The effect of a magnetic field on the thermal conductivity and viscosity coefficients of paramagnetic Hund's case (b) multiplet Σ molecules, and in particular 3 Σ oxygen, is investigated theoretically for the low‐pressure region, where the effects are functions of H / p . In this region the fields involved are correspondingly low, so that the total angular momentumJ is well defined, and the distribution‐function density matrix may be assumed to commute with J 2. This fact is exploited in the solution of the kinetic equation.
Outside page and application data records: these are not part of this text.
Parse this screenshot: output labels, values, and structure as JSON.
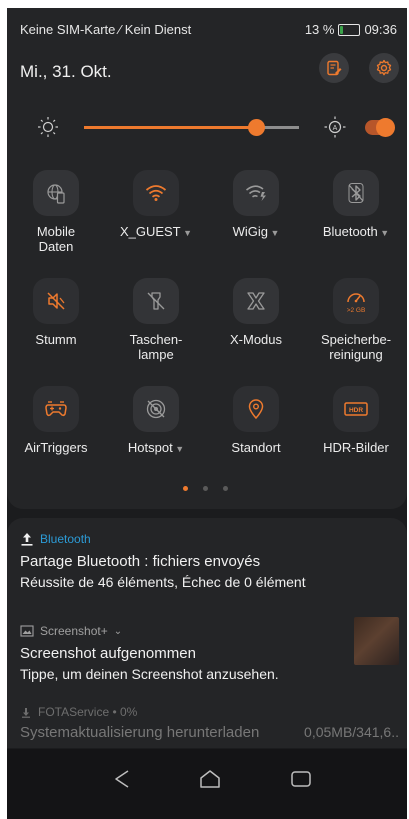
{
  "status_bar": {
    "carrier": "Keine SIM-Karte ∕ Kein Dienst",
    "battery": "13 %",
    "time": "09:36"
  },
  "header": {
    "date": "Mi., 31. Okt."
  },
  "brightness": {
    "level": 0.8,
    "auto_enabled": true
  },
  "tiles": [
    {
      "label": "Mobile Daten",
      "icon": "globe-phone-icon",
      "active": false,
      "caret": false
    },
    {
      "label": "X_GUEST",
      "icon": "wifi-icon",
      "active": true,
      "caret": true
    },
    {
      "label": "WiGig",
      "icon": "wigig-icon",
      "active": false,
      "caret": true
    },
    {
      "label": "Bluetooth",
      "icon": "bluetooth-off-icon",
      "active": false,
      "caret": true
    },
    {
      "label": "Stumm",
      "icon": "mute-icon",
      "active": true,
      "caret": false
    },
    {
      "label": "Taschen-lampe",
      "icon": "flashlight-icon",
      "active": false,
      "caret": false
    },
    {
      "label": "X-Modus",
      "icon": "x-mode-icon",
      "active": false,
      "caret": false
    },
    {
      "label": "Speicherbe-reinigung",
      "icon": "memory-clean-icon",
      "active": true,
      "caret": false,
      "badge": ">2 GB"
    },
    {
      "label": "AirTriggers",
      "icon": "gamepad-icon",
      "active": true,
      "caret": false
    },
    {
      "label": "Hotspot",
      "icon": "hotspot-icon",
      "active": false,
      "caret": true
    },
    {
      "label": "Standort",
      "icon": "location-icon",
      "active": true,
      "caret": false
    },
    {
      "label": "HDR-Bilder",
      "icon": "hdr-icon",
      "active": true,
      "caret": false
    }
  ],
  "page_indicator": {
    "pages": 3,
    "current": 1
  },
  "notifications": [
    {
      "app": "Bluetooth",
      "title": "Partage Bluetooth : fichiers envoyés",
      "text": "Réussite de 46 éléments, Échec de 0 élément"
    },
    {
      "app": "Screenshot+",
      "title": "Screenshot aufgenommen",
      "text": "Tippe, um deinen Screenshot anzusehen."
    },
    {
      "app": "FOTAService • 0%",
      "title": "Systemaktualisierung herunterladen",
      "size": "0,05MB/341,6.."
    }
  ],
  "colors": {
    "accent": "#ee7a2e",
    "panel": "#242527",
    "text": "#f0f0f0"
  }
}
The present treatment makes only very weak assumptions about the nature of the collisions, basically only that the collision (super)operator R is spin independent, which makes it possible to choose a basis in which the R matrix is diagonally dominant. Through detailed analysis of the dependence of all quantities involved on the mean rotational quantum number, N = 〈[N(N + 1)] 1/2 〉 , information about the transport coefficients is obtained in a manner independent of the precise structure of the collision matrix. It is shown that the transport coefficients can be represented as series in powers of N −2 , and since N −2 is small, even at liquid‐nitrogen temperature, this suggests that the leading terms are the only significant ones. For 3 Σ molecules such as oxygen, the even effects show a structure which is a simple superposition of two features of the type found in diamagnetic molecules, one at low field associated primarily with J = N ± 1 , and the other at high field, associated primarily with J = N . This formal result depends on very few assumptions about R , whereas the exact positions and intensities depend on the detailed values of the R ‐matrix elements. The observed 2:1 intensity ratio is consistent with the assumption that R is equivalent within an N shell to a unit superoperator, but this assumption, while sufficient, is not necessary. The odd effects also show a two‐feature structure. The high‐field feature is again of simple diamagnetic type, while the low‐field feature is of reduced intensity, and in general of more complex form.